Former Myrtle Beach Mayor John Rhodes, former Myrtle Beach Chamber CEO Brad Dean and, later, Horry County Council Chairman Mark Lazarus were attending conferences in China to promote tourism and investment opportunities in the Grand Strand. Chinese money was going to fuel the next wave of tourism and economic development, or so we were told.

In early 2016, Lazarus and Rhodes took an 18 day trip to China, including a visit to Yiqian Funding headquarters in Nanjing, to promote tourism and development. They came back claiming a $100 million investment in a Chinese Cultural Center and Theme Park would soon be announced with Chinese investors footing the bill.

Then, it all began to fall apart. The Chinese investors were delayed visiting the local area due to ‘visa problems.’ They never came.

Word began leaking from China that approximately $1.2 billion was missing from Yiqian Funding accounts and payments due investors were not being made. By early 2017, Chinese government officials were raiding Yiqian Funding offices and arrest warrants were issued by the Nanjing Prosecutor’s Office for Liu, Xue and officials of the three corporations originally holding the Founders Group International assets.

Liu, acting as exclusive agent for the Chinese corporations and as 90% owner of Founders Group International, established mortgages against all of the FGI properties and had the mortgages assigned to himself, personally, in a series of what can only be described as questionable, but apparently legal, transactions registered in Horry County.

Xue and the corporate officials were arrested and jailed in China. Liu remained free, supposedly still in Horry County, but wanted in China.

Fraud in excess of 3 million Yuan ($500,000) can earn you the death penalty in China.

The promise of Chinese tourism and investment fell apart.

Xue went on trial in China earlier this month. She testified Liu was in charge of Yiqian Funding when the money went missing and the company became insolvent.

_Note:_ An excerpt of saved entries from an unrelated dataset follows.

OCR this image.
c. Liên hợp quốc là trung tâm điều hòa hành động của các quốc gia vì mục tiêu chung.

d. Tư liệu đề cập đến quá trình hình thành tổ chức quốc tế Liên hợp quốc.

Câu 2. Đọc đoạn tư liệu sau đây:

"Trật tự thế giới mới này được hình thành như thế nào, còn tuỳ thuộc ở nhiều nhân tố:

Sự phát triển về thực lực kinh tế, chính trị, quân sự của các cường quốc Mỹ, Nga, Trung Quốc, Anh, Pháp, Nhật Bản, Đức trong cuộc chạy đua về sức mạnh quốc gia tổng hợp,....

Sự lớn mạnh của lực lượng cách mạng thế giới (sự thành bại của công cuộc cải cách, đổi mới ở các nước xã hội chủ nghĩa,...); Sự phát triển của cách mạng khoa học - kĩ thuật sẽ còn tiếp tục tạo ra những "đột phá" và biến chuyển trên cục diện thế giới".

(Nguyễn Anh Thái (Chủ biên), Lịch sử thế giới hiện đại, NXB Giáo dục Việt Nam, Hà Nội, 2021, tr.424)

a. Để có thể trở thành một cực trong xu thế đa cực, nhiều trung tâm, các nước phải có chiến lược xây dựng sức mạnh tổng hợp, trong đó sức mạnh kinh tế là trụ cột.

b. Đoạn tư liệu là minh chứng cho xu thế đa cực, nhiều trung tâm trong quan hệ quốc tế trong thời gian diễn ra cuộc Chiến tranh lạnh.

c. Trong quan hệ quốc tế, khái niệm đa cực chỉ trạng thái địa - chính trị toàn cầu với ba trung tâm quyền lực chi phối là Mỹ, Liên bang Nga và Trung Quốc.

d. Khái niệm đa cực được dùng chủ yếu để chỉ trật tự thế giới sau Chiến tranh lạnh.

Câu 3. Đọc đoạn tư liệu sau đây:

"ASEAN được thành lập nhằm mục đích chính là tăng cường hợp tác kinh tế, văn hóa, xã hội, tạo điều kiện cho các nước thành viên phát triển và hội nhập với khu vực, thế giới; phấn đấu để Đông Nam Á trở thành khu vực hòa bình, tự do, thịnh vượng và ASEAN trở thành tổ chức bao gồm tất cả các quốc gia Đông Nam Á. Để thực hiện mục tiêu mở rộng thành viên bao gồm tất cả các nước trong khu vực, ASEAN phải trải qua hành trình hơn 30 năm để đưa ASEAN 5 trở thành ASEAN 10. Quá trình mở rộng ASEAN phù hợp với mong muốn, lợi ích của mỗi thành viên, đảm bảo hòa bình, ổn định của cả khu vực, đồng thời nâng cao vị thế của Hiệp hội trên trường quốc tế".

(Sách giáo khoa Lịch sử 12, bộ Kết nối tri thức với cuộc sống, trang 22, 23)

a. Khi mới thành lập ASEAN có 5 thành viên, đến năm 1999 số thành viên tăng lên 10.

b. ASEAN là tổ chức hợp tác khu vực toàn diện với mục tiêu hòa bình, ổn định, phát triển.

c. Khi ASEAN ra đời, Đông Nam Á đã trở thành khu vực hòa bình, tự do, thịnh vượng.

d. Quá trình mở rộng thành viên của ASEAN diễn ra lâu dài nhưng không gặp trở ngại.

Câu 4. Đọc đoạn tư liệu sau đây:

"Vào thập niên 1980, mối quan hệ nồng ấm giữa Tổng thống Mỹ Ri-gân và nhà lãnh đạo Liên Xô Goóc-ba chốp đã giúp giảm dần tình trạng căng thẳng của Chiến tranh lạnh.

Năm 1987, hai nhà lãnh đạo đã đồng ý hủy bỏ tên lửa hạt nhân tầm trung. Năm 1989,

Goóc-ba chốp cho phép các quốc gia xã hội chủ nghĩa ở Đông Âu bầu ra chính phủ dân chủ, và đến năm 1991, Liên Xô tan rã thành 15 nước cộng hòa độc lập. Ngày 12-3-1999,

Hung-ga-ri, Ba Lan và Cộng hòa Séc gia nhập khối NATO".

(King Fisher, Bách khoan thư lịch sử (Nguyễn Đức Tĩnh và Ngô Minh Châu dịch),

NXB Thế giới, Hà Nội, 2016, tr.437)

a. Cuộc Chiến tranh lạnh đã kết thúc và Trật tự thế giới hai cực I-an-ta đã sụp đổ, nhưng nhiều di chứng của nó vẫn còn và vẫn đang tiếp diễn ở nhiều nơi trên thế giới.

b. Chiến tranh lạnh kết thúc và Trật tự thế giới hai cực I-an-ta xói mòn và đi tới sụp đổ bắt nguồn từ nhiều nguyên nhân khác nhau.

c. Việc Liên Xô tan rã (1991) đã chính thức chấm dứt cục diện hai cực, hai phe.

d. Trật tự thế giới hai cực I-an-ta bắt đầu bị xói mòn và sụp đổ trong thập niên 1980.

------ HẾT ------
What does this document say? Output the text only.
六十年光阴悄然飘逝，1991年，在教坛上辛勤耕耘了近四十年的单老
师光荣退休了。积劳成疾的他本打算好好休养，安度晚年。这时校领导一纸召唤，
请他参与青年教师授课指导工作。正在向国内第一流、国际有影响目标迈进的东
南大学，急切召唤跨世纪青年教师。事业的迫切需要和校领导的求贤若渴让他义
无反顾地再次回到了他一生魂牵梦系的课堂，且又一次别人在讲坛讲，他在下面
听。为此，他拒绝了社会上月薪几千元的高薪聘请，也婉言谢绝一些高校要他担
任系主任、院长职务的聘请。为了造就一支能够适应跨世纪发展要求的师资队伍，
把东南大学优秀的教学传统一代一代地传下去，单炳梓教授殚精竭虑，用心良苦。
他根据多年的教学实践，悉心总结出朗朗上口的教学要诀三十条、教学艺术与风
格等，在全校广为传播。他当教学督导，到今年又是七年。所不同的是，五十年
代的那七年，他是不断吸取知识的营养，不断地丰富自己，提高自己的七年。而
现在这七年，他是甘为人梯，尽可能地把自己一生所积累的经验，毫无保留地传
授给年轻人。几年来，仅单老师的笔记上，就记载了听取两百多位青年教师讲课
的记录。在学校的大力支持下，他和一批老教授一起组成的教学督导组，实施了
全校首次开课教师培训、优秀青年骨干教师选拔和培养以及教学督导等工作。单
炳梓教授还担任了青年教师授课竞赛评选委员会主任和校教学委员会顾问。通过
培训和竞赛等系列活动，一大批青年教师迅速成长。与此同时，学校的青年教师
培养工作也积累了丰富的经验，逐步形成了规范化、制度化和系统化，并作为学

She, reportedly, blamed the problems on mismanagement, but it appears some of the missing money was used to purchase the FGI properties in Horry and Georgetown counties over which Liu now holds exclusive rights.

When local media reported the unravelling of Liu’s apparent schemes, Lazarus, Rhodes and other local leaders claimed to know nothing of the problems with Yiqian Funding and Founders Group International.

According to Horry County records, Robert ‘Shep’ Guyton, a former business associate of Lazarus, prepared all the documents establishing and assigning the mortgages to Liu. Another longtime friend and business associate of Lazarus, D.J. Karavan, was named with secondary power of attorney over all of Liu’s business interests should Liu and his wife, who holds primary power of attorney, be unable to perform.

One must question how our ‘local leaders’ continue to be fooled by these get investment and jobs quick scams, not only Liu, but also AvCraft, Project Blue and Greenwood Hall to name a few others.

They waste time and money with trips to China, for example, while ignoring important issues, such as first responder staffing, infrastructure needs and the interests of citizens at home.

Based on these experiences, any political candidate who touts business experience and leadership as attributes should be viewed with a ‘jaundiced eye.’